Summary and Contributions: I thanks the authors for the rebuttal. If the paper is accepted, it is essential that the authors integrate the feedback from the reviewers as much as possible. Among others, the authors agree to present the scope in the recommended way, as a Sokoban-specific paper, rather than general planning. The paper focuses on solving difficult combinatorial-search problems such as Sokoban instances. Building on top of recent work, the approach involves Monte-Carlo Tree Search (MCTS) combined with a deep learning neural architecture that provides probability scores for actions applicable in a state, as well as a value of a given state. Deep learning architectures considered include a convolutional neural net and a graph neural net. As one of the main novelties, the paper introduces a strategy to select the instances to use in training at a given point in time.
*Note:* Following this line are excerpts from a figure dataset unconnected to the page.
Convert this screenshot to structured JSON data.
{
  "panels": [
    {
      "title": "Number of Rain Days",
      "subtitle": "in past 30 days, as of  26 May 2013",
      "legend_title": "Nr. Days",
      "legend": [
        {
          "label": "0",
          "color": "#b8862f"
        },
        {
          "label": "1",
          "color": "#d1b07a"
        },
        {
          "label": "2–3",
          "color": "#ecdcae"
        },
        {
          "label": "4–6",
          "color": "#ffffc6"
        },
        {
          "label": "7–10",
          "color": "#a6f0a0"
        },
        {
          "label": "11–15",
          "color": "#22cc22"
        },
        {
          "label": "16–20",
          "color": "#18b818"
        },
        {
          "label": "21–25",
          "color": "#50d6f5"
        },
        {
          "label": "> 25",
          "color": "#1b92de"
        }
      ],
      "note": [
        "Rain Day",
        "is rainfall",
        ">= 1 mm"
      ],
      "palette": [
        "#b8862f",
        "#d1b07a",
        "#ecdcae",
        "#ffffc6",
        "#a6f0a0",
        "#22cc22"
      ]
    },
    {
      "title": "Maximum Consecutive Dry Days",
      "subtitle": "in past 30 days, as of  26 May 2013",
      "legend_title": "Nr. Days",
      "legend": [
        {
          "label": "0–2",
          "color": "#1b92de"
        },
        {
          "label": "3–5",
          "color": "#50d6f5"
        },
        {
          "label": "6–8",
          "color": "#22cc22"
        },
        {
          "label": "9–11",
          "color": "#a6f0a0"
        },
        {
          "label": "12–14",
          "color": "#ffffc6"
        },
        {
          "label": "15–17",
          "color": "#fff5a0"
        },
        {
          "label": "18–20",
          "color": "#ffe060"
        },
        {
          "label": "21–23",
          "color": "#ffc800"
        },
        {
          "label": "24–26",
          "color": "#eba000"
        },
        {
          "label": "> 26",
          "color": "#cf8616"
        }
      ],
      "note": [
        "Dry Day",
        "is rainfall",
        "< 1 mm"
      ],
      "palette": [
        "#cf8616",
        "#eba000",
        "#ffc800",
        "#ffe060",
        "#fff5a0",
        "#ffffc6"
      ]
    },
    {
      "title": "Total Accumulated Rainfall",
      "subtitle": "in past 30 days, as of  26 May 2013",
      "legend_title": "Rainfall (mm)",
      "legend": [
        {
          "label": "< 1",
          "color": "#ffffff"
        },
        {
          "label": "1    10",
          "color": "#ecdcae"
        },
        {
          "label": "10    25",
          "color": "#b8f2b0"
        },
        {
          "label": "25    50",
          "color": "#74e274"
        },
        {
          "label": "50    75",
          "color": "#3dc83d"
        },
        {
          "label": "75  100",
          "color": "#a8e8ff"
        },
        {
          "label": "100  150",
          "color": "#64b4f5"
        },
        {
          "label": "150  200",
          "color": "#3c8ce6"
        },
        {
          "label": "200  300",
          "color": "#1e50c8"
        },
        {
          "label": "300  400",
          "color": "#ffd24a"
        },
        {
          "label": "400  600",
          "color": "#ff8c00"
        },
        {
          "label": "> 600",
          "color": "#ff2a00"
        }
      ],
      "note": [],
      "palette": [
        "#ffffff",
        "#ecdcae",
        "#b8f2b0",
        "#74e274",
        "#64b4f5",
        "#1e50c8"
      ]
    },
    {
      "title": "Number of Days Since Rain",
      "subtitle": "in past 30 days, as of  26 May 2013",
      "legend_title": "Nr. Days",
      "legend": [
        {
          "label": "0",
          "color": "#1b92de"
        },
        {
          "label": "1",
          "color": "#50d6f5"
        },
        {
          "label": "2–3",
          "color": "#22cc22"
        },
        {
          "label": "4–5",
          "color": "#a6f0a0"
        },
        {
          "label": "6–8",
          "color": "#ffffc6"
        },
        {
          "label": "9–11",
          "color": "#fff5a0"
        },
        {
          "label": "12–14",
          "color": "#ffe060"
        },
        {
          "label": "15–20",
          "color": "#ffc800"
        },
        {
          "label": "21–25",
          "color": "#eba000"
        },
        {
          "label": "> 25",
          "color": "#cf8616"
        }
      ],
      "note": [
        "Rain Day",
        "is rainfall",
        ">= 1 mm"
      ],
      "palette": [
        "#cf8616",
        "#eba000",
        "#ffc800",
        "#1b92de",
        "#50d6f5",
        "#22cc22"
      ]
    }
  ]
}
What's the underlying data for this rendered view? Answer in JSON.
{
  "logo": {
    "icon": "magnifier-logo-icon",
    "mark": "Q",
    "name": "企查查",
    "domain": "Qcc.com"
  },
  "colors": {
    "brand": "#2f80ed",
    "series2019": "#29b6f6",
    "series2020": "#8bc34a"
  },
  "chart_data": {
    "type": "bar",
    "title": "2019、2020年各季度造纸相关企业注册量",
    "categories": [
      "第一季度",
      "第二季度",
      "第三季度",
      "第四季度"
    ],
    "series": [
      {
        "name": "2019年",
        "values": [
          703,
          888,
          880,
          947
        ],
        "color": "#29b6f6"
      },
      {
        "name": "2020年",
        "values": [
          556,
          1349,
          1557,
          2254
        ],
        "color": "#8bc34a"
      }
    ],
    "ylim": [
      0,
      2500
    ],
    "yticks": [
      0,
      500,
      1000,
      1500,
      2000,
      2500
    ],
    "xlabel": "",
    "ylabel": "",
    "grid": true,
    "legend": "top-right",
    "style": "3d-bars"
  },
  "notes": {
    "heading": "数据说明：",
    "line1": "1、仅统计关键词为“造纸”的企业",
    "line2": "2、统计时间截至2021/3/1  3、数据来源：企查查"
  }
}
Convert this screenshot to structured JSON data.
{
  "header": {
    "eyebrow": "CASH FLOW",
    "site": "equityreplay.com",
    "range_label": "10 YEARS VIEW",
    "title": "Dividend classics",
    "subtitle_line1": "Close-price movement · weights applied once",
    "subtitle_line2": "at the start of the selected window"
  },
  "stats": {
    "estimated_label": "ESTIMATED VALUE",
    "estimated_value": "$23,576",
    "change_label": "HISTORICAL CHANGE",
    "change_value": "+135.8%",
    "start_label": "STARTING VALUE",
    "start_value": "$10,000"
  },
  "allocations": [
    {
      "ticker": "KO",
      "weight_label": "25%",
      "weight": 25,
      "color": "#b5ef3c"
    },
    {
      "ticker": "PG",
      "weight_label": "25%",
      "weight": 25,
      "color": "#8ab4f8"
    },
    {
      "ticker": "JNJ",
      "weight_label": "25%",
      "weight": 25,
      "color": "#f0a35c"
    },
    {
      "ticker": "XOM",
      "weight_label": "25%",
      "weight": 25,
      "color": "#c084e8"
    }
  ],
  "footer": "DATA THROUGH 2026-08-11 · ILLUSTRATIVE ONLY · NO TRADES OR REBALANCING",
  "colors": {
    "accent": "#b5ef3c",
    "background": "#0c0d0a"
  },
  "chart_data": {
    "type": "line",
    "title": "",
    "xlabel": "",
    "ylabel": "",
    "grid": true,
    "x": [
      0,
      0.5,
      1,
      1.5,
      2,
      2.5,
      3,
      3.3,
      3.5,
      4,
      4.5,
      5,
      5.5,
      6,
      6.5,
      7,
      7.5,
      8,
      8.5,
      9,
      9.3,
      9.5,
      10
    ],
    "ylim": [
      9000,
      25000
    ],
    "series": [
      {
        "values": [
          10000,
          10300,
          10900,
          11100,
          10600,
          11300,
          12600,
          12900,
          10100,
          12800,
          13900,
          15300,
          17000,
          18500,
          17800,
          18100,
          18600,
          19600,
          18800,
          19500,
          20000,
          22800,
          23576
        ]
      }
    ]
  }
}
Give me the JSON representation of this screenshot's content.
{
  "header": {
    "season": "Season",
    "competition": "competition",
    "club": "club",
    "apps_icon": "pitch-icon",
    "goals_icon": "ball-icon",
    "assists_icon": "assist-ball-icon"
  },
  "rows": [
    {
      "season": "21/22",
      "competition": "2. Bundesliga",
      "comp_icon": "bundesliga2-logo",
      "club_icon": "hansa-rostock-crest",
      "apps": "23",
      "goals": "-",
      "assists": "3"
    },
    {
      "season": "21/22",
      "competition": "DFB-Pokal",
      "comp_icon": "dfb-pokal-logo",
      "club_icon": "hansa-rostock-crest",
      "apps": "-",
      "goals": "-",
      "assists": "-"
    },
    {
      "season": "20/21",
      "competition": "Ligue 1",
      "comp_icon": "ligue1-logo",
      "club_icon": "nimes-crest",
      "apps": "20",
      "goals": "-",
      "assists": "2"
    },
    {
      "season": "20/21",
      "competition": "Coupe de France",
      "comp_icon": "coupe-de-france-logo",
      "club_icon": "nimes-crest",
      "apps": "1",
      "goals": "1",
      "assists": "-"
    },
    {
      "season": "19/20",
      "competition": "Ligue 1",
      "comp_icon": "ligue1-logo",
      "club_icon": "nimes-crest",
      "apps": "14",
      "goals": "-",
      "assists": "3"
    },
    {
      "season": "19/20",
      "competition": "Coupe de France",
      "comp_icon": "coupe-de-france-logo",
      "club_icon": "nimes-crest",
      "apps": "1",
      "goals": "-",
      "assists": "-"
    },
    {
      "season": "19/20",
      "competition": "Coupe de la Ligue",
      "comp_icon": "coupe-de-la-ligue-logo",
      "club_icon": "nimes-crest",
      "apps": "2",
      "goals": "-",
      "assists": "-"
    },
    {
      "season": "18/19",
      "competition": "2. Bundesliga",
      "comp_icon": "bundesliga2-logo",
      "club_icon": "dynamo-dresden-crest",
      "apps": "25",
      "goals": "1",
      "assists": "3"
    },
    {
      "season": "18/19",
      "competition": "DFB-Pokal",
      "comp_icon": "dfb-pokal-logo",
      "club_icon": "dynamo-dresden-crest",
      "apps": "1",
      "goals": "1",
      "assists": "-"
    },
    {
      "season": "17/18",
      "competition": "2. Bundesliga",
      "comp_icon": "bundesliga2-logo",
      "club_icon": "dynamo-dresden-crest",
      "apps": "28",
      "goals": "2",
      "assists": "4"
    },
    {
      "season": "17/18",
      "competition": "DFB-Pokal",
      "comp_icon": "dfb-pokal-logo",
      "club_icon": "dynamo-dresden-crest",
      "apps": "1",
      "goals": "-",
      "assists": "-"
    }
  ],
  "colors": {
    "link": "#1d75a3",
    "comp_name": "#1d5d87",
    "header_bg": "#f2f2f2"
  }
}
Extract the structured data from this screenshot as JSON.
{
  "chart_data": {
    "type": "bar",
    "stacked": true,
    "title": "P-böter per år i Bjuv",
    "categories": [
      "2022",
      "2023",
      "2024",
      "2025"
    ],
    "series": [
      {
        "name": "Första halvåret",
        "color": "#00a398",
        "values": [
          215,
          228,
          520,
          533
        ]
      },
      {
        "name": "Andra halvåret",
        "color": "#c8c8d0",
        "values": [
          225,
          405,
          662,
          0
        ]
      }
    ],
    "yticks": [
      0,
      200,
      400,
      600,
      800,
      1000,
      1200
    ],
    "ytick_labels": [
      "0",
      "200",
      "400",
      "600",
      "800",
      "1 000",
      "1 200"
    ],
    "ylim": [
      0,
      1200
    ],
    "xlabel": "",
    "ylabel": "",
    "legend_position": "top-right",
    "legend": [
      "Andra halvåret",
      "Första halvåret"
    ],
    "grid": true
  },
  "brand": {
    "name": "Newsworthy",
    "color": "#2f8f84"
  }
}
The empirical evaluation provided shows that the approach presented solves more difficult instances from a standard dataset than state-of-the-art solvers.

Strengths: The performance appears to be strong, with a significant number of difficult instances being solved automatically for the first time, according to the paper. These are solved with a unique learned policy, as opposed to a different policy for each instance. The paper is clear and relatively easy to read.

Weaknesses: The title is misleading and so is the claim that this work is focused on AI planning. All this work is focused on one single domain. I understand that these ideas could also be applied to other planning problems, but until this is demonstrated with an implementation and experiments, the claim about addressing planning as a broad area is not justified. Tables and Figure 3 lack visual clarity, being difficult to grasp their main point just through a quick glance. This needs to be improved. The analysis in Section 4.2 needs to be broader than just one instance.

Correctness: Assuming that comments provided in this review are addressed (such as the one about planning vs Sokoban), the correctness looks okay.

Clarity: Yes. Please see a few minor issues in the comments to the authors.

Relation to Prior Work: The related work survey looks reasonable. Some older work on Sokoban includes: Andreas Junghanns, Jonathan Schaeffer: Sokoban: Enhancing general single-agent search methods using domain knowledge. Artif. Intell. 129(1-2): 219-251 (2001) Adi Botea, Martin Müller, Jonathan Schaeffer: Using Abstraction for Planning in Sokoban. Computers and Games 2002: 360-375

Reproducibility: Yes

Additional Feedback: Typos: Line 14 ("approach" mispelled) Line 180: "an modification" Line 200: "a instance" Using a reference instead of a name in a sentence is a bad style as far as I can tell. For example: "[10] first proposed", "[12] used a..." etc. The correct phrasing is: "Elman [10] proposed" etc.